New Year's Eve 1956 was like so many other New Years Eves of my childhood: my father, usually a night owl, would retire to his bed at 7 p.m., growling about the sad state of the world, the dreadful fate of mankind and the inherent foolishness of anyone who even thought about celebrating the passage from one year to the next. His grumblings were interrupted only by his occasional calls for snacks or for another rum and Coke, sipped as he lay abed bemoaning the year past and the year to come.
And we knew the scenario for New Year's Day as well: he would rise in time to watch the Rose Parade on television, still clad in his favorite thermal ski pajamas, and make caustic comments about every marching band, every float, and, especially, every equestrian unit in the lineup with the ornate, bejeweled costumes of the riders and silver trimmed saddles further weighing down the horses.
And there was a certain comfort in such predictability.
We sat quietly with Aunt Molly that evening. My mother occasionally joined us in between ferrying food and drink to my father's lair.
Suddenly, Aunt Molly announced that she felt some poems coming on.
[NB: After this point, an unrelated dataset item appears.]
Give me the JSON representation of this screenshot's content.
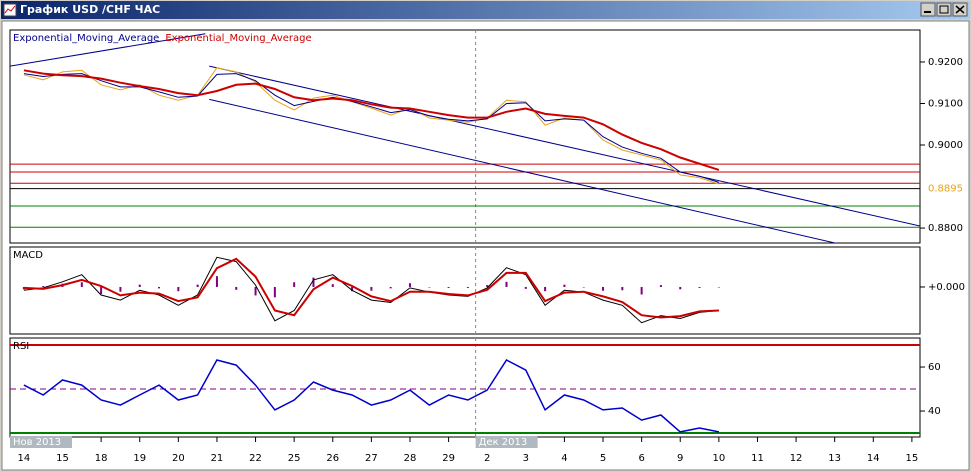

I ran for pen and paper to transcribe her latest inspirations.
And, as I wrote her words down, memorizing them as I went along, I realized something suddenly: that facing each day and each year with a family member who saw the world in a dark and completely different way offered Aunt Molly -- and us -- a unique opportunity. We could make his dark moods our own. Or we could offer him love and understanding despite our differences and bring laughter to a usually difficult night in our house.
I was struck by the affection and gentle humor in Aunt Molly's simple, spontaneous poems to and about her brother, my father. For all their differences, differences that ran deep and angry and as long as they both lived, there was much love between them. I felt it as I transcribed her words.
New Year's Eve - 1956
Oh Father on thy bed of pain
The New Year now rolls round again.
What words of joy you bring us all
Every time we hear you call.
Oh Father keep our spirits light
With tales of plague and death and blight.
Blithe spirit let us not forget
The present's black. Our doom is set.
But if thou wilt not rise, sweet pere,
Ring out wild bells! Let every hair
Stand upright as in earth and heaven
Fools of the world greet '57.
The Day Father Rode in the Rose Parade
The Rose Parade was at its height
The horses pranced, the floats rolled by
When suddenly an awesome sight
Appeared against the drizzly sky.
The crowd let out a mighty roar
And rose to cheer, each man and boy,
For larroping by on an old screen door
Was the one, the only James McCoy.
His ski pajamas blazed with jewels,
His legs were beautiful to see
He rode among the cheering fools
A king of eccentricity.
He passed the stand and there unfurled
A banner scrolled in plastic foam
That read for all the waiting world:
"Okay, you've had it! Fools go home!"
We laughed heartily and together over her efforts. Even Father, languishing in bed, laughed as he read the two poems. And then Aunt Molly, my mother, Mike and I celebrated the coming of midnight and the New Year 1957 by grabbing pots and pans and wooden spoons, running around the front yard banging on the pots and yelling "Happy New Year!" to our neighbors who were also running around their yards, setting off firecrackers and yelling with joy. But the four of us had even more to celebrate that night: we were united in our loving acceptance of what was and hopeful for what might be in the New Year.
What is to be in 2012?
I hope for love despite differences, shared laugher and much joy and gratitude as we greet yet another New Year.